Years ago, I was preaching on a Sunday evening. I was upset about something and it came through in the message. (I think I had just read a book and was battling some concern as I prepared this message.) That evening, my in-laws were present. After church was over, my father-in-law who had preached for many years asked me if he could make a comment about the message. He said, “You know, I agree with most everything you said. However, you seemed very anxious and worried as you were preaching. As people listening to you, when you seem anxious and worried, we begin to become anxious and worried. We take our cues from you.”
A few years later, our family was preparing to move to a new location to begin a new ministry. I was worried about our young children. Would they be ok? They would be leaving their friends and starting a new school. Again, my in-laws said, “They will take their cues from you. If you will smile and talk to them about the adventure you all are about to undertake, they will listen. If you will relax and be excited about all of the new experiences you will have, it will impact them. They watch you.”

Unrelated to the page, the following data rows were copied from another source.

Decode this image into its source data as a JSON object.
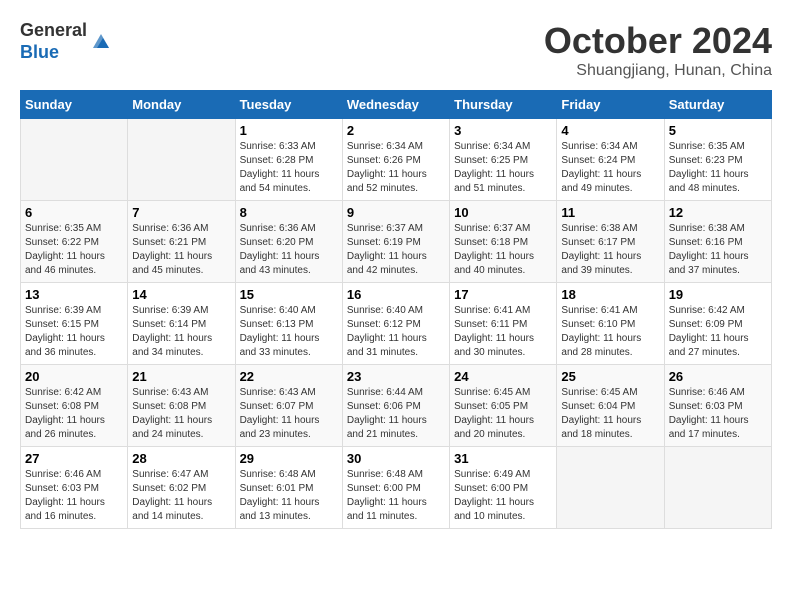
{
  "header": {
    "logo_line1": "General",
    "logo_line2": "Blue",
    "month": "October 2024",
    "location": "Shuangjiang, Hunan, China"
  },
  "weekdays": [
    "Sunday",
    "Monday",
    "Tuesday",
    "Wednesday",
    "Thursday",
    "Friday",
    "Saturday"
  ],
  "weeks": [
    [
      {
        "day": "",
        "info": ""
      },
      {
        "day": "",
        "info": ""
      },
      {
        "day": "1",
        "info": "Sunrise: 6:33 AM\nSunset: 6:28 PM\nDaylight: 11 hours and 54 minutes."
      },
      {
        "day": "2",
        "info": "Sunrise: 6:34 AM\nSunset: 6:26 PM\nDaylight: 11 hours and 52 minutes."
      },
      {
        "day": "3",
        "info": "Sunrise: 6:34 AM\nSunset: 6:25 PM\nDaylight: 11 hours and 51 minutes."
      },
      {
        "day": "4",
        "info": "Sunrise: 6:34 AM\nSunset: 6:24 PM\nDaylight: 11 hours and 49 minutes."
      },
      {
        "day": "5",
        "info": "Sunrise: 6:35 AM\nSunset: 6:23 PM\nDaylight: 11 hours and 48 minutes."
      }
    ],
    [
      {
        "day": "6",
        "info": "Sunrise: 6:35 AM\nSunset: 6:22 PM\nDaylight: 11 hours and 46 minutes."
      },
      {
        "day": "7",
        "info": "Sunrise: 6:36 AM\nSunset: 6:21 PM\nDaylight: 11 hours and 45 minutes."
      },
      {
        "day": "8",
        "info": "Sunrise: 6:36 AM\nSunset: 6:20 PM\nDaylight: 11 hours and 43 minutes."
      },
      {
        "day": "9",
        "info": "Sunrise: 6:37 AM\nSunset: 6:19 PM\nDaylight: 11 hours and 42 minutes."
      },
      {
        "day": "10",
        "info": "Sunrise: 6:37 AM\nSunset: 6:18 PM\nDaylight: 11 hours and 40 minutes."
      },
      {
        "day": "11",
        "info": "Sunrise: 6:38 AM\nSunset: 6:17 PM\nDaylight: 11 hours and 39 minutes."
      },
      {
        "day": "12",
        "info": "Sunrise: 6:38 AM\nSunset: 6:16 PM\nDaylight: 11 hours and 37 minutes."
      }
    ],
    [
      {
        "day": "13",
        "info": "Sunrise: 6:39 AM\nSunset: 6:15 PM\nDaylight: 11 hours and 36 minutes."
      },
      {
        "day": "14",
        "info": "Sunrise: 6:39 AM\nSunset: 6:14 PM\nDaylight: 11 hours and 34 minutes."
      },
      {
        "day": "15",
        "info": "Sunrise: 6:40 AM\nSunset: 6:13 PM\nDaylight: 11 hours and 33 minutes."
      },
      {
        "day": "16",
        "info": "Sunrise: 6:40 AM\nSunset: 6:12 PM\nDaylight: 11 hours and 31 minutes."
      },
      {
        "day": "17",
        "info": "Sunrise: 6:41 AM\nSunset: 6:11 PM\nDaylight: 11 hours and 30 minutes."
      },
      {
        "day": "18",
        "info": "Sunrise: 6:41 AM\nSunset: 6:10 PM\nDaylight: 11 hours and 28 minutes."
      },
      {
        "day": "19",
        "info": "Sunrise: 6:42 AM\nSunset: 6:09 PM\nDaylight: 11 hours and 27 minutes."
      }
    ],
    [
      {
        "day": "20",
        "info": "Sunrise: 6:42 AM\nSunset: 6:08 PM\nDaylight: 11 hours and 26 minutes."
      },
      {
        "day": "21",
        "info": "Sunrise: 6:43 AM\nSunset: 6:08 PM\nDaylight: 11 hours and 24 minutes."
      },
      {
        "day": "22",
        "info": "Sunrise: 6:43 AM\nSunset: 6:07 PM\nDaylight: 11 hours and 23 minutes."
      },
      {
        "day": "23",
        "info": "Sunrise: 6:44 AM\nSunset: 6:06 PM\nDaylight: 11 hours and 21 minutes."
      },
      {
        "day": "24",
        "info": "Sunrise: 6:45 AM\nSunset: 6:05 PM\nDaylight: 11 hours and 20 minutes."
      },
      {
        "day": "25",
        "info": "Sunrise: 6:45 AM\nSunset: 6:04 PM\nDaylight: 11 hours and 18 minutes."
      },
      {
        "day": "26",
        "info": "Sunrise: 6:46 AM\nSunset: 6:03 PM\nDaylight: 11 hours and 17 minutes."
      }
    ],
    [
      {
        "day": "27",
        "info": "Sunrise: 6:46 AM\nSunset: 6:03 PM\nDaylight: 11 hours and 16 minutes."
      },
      {
        "day": "28",
        "info": "Sunrise: 6:47 AM\nSunset: 6:02 PM\nDaylight: 11 hours and 14 minutes."
      },
      {
        "day": "29",
        "info": "Sunrise: 6:48 AM\nSunset: 6:01 PM\nDaylight: 11 hours and 13 minutes."
      },
      {
        "day": "30",
        "info": "Sunrise: 6:48 AM\nSunset: 6:00 PM\nDaylight: 11 hours and 11 minutes."
      },
      {
        "day": "31",
        "info": "Sunrise: 6:49 AM\nSunset: 6:00 PM\nDaylight: 11 hours and 10 minutes."
      },
      {
        "day": "",
        "info": ""
      },
      {
        "day": "",
        "info": ""
      }
    ]
  ]
}
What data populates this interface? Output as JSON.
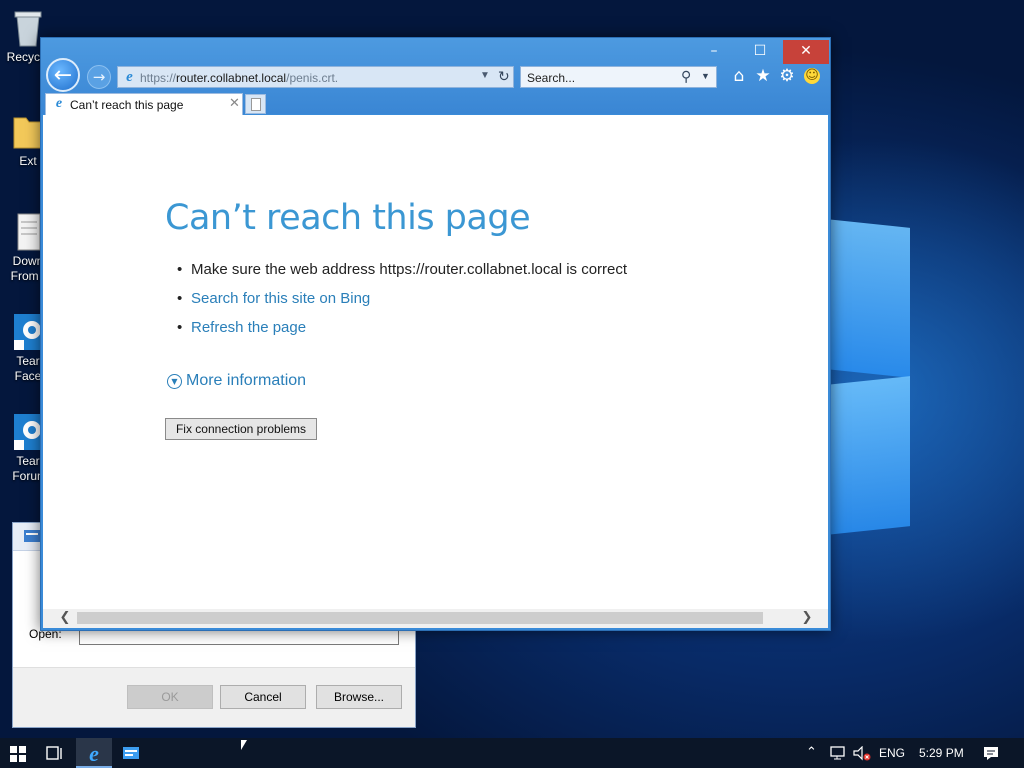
{
  "desktop": {
    "icons": [
      {
        "label": "Recycle"
      },
      {
        "label": "Ext"
      },
      {
        "label": "Down",
        "label2": "From t"
      },
      {
        "label": "Tear",
        "label2": "Face"
      },
      {
        "label": "Tear",
        "label2": "Forun"
      }
    ]
  },
  "run_dialog": {
    "open_label": "Open:",
    "buttons": {
      "ok": "OK",
      "cancel": "Cancel",
      "browse": "Browse..."
    }
  },
  "ie": {
    "caption": {
      "minimize": "–",
      "maximize": "☐",
      "close": "✕"
    },
    "address": {
      "prefix": "https://",
      "host": "router.collabnet.local",
      "path": "/penis.crt."
    },
    "search_placeholder": "Search...",
    "tab_label": "Can’t reach this page",
    "page": {
      "title": "Can’t reach this page",
      "bullets": [
        "Make sure the web address https://router.collabnet.local is correct",
        "Search for this site on Bing",
        "Refresh the page"
      ],
      "more_info": "More information",
      "fix_button": "Fix connection problems"
    }
  },
  "taskbar": {
    "language": "ENG",
    "time": "5:29 PM"
  },
  "colors": {
    "accent": "#3b97d3",
    "link": "#2a7fb9",
    "frame": "#3a8bd8",
    "close": "#c7423a"
  }
}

Some years later, I would spend three years studying under Dr. Edwin Friedman, author of Generation to Generation and A Failure of Nerve. This meant three trips a year to be with him and a small group near his home in Bethesda, Maryland. Each trip was so valuable. I learned so much during these years. Maybe the most crucial practical lesson was learning how to manage myself as a husband, a father, and a leader.
Consider how we are regularly drawn to become anxious and reactive. Part of the challenge is learning to manage oneself in such an environment.
- A group of elders and ministers meet. They are anxious because some are leaving the congregation. One elder is particularly anxious. He says that if they don’t “upgrade” the church, they are going to lose more members.
- A father and mother are frustrated with their young girls. One will not mind and the other seems to be in perpetual slow motion. There is much yelling in that home with mom and dad screaming demands followed by threats.
- The CEO of a small company stays on the road regularly. Meanwhile, the employees at the home office dread to see him when he returns. He yells and threatens much of the time.
- A husband and wife spend much of their waking hours worrying. In fact, they almost seem to feed on one another’s anxiety.
Perhaps the question to ask is: “Am I managing myself or am I simply reacting? Am I allowing my environment and circumstances to control me or am I being intentional with how I am handling my words, comments, and actions? One thing for sure, I don’t have to let anxiety control me.
Are there times in which we feel worried or anxious? Yes, but we can respond in two ways:
- We can bring our worries and anxieties to the Father above (Matthew 6:25-34).
- We can choose to manage ourselves and our responses instead of simply reacting or behaving out of raw emotion.
Difficult? Of course. However, these strategies can be very helpful in shaping the kind of leader we want to be.